Reputation: 1
I want to merge several fields from 2 dataframes into a new dataframe. The merged data is based upon ID and Date and, the Date must equal or fall between start and end dates in the second dataframe.
The following answer to a similar question almost works for me however if the Date in the first dataframe equals the start date in the second dataframe, I get NA instead of the matching colour. Any help on ways to include the colour when the Date falls on the start date would be very much appreciated.
library(tidyverse)
library(lubridate)
df1 <- data.frame(ID=c(1, 2, 2, 3),
actual.date=mdy('3/31/2017', '2/11/2016','4/10/2016','5/15/2015'))

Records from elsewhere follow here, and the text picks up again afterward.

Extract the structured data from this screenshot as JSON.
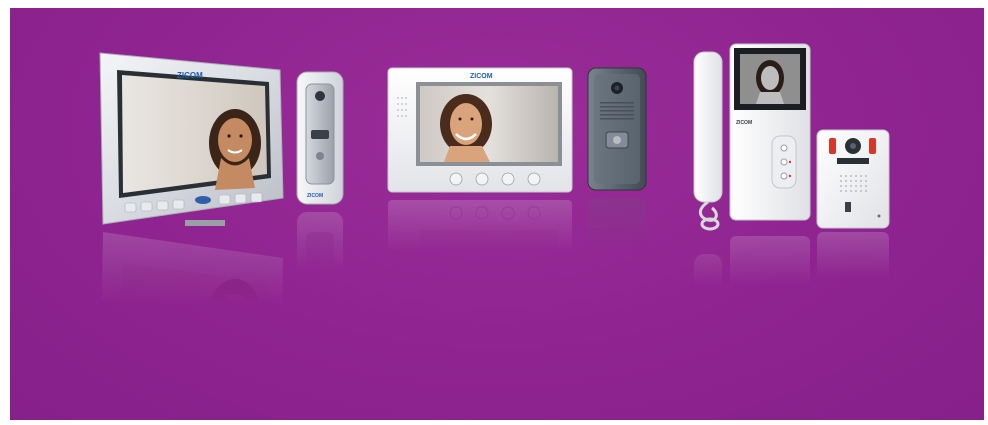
{
  "brand": {
    "name": "ZICOM",
    "color": "#1e5fb3"
  },
  "colors": {
    "background": "#8f2490",
    "device_white": "#f2f2f4",
    "device_silver": "#c8ccd2",
    "doorbell_dark": "#5c6670"
  },
  "products": [
    {
      "id": "monitor-7in-silver",
      "icon": "video-monitor-icon"
    },
    {
      "id": "door-camera-silver",
      "icon": "door-camera-icon"
    },
    {
      "id": "monitor-7in-white",
      "icon": "video-monitor-icon"
    },
    {
      "id": "door-camera-dark",
      "icon": "door-camera-icon"
    },
    {
      "id": "handset-monitor",
      "icon": "intercom-handset-icon"
    },
    {
      "id": "door-camera-red",
      "icon": "door-camera-icon"
    }
  ]
}
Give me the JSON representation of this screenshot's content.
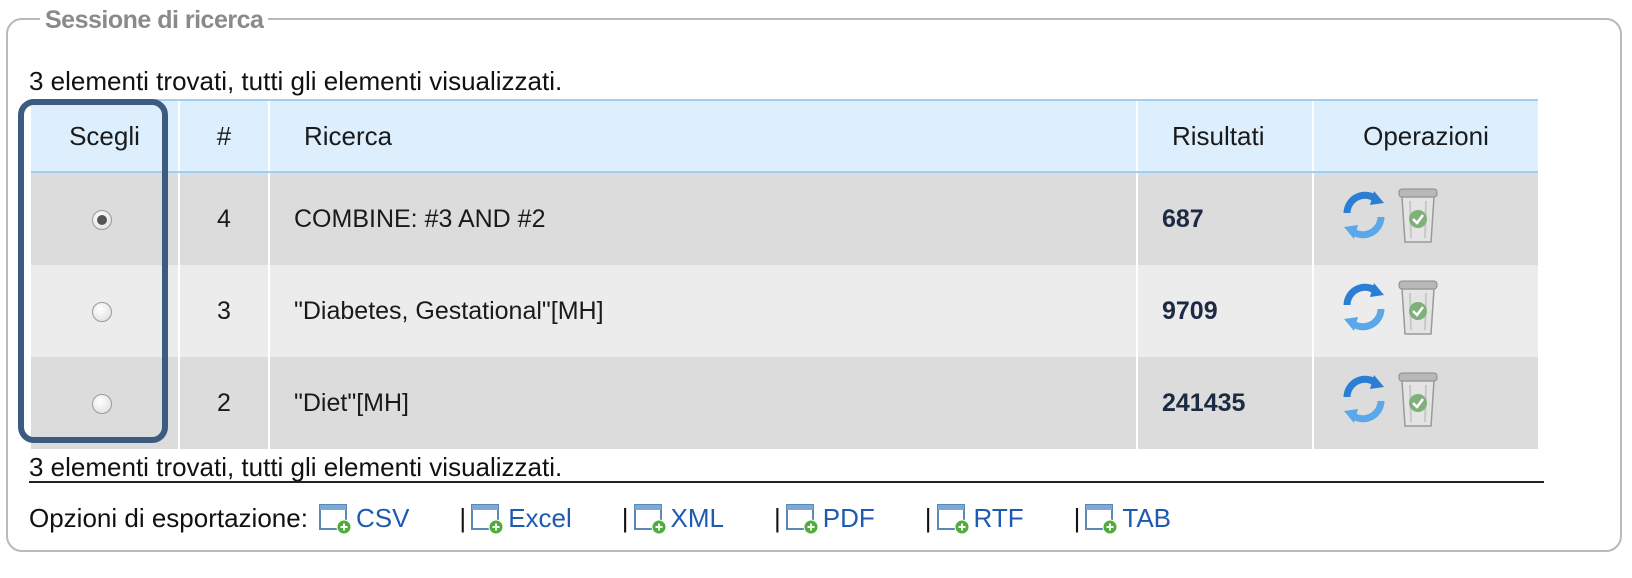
{
  "legend": "Sessione di ricerca",
  "status_top": "3 elementi trovati, tutti gli elementi visualizzati.",
  "status_bottom": "3 elementi trovati, tutti gli elementi visualizzati.",
  "table": {
    "headers": {
      "pick": "Scegli",
      "num": "#",
      "query": "Ricerca",
      "results": "Risultati",
      "ops": "Operazioni"
    },
    "rows": [
      {
        "num": "4",
        "query": "COMBINE: #3 AND #2",
        "results": "687",
        "selected": true
      },
      {
        "num": "3",
        "query": "\"Diabetes, Gestational\"[MH]",
        "results": "9709",
        "selected": false
      },
      {
        "num": "2",
        "query": "\"Diet\"[MH]",
        "results": "241435",
        "selected": false
      }
    ],
    "row_icons": [
      "refresh-icon",
      "trash-icon"
    ]
  },
  "export": {
    "label": "Opzioni di esportazione:",
    "separator": "|",
    "formats": [
      "CSV",
      "Excel",
      "XML",
      "PDF",
      "RTF",
      "TAB"
    ],
    "icon": "file-add-icon"
  },
  "colors": {
    "header_bg": "#ddeefc",
    "header_border": "#9fcff3",
    "row_dark": "#dcdcdc",
    "row_light": "#ececec",
    "highlight": "#3d5a80",
    "link": "#1e5ab0",
    "refresh_icon": "#2a7fd4",
    "trash_icon": "#7fb07a"
  }
}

df2 <- data.frame(ID = c(1, 1, 1, 2, 3),
start = mdy('1/1/2000', '4/1/2011', '3/31/2017', '2/11/2016', '1/12/2012'),
end = mdy('3/31/2011', '6/4/2012', '04/04/2017', '3/31/2017', '2/12/2014'),
colour = c("blue", "purple", "blue", "red", "purple"))
df <- full_join(df1, df2, by = "ID") %>%
mutate(test = ifelse(actual.date <= end & actual.date > start,
TRUE,
FALSE)) %>%
filter(test) %>%
left_join(df1, ., by = c("ID", "actual.date")) %>%
select(ID, actual.date, colour)
Upvotes: 0
Views: 158
Reputation: 87
If you could show us a dataframe of the output you're looking for that would be useful, but I think this may achieve what you're trying to do. I don't think you want to be joining twice in the code above. When you do the filter() you drop the observations that are showing NAs and when you join again you've dropped those observations so they show up as NAs because they are only in one of the dataframes.
full_join(df1, df2, by = "ID") %>%
filter(actual.date <= end & actual.date >= start) %>%
select(ID, actual.date, colour)
Upvotes: 0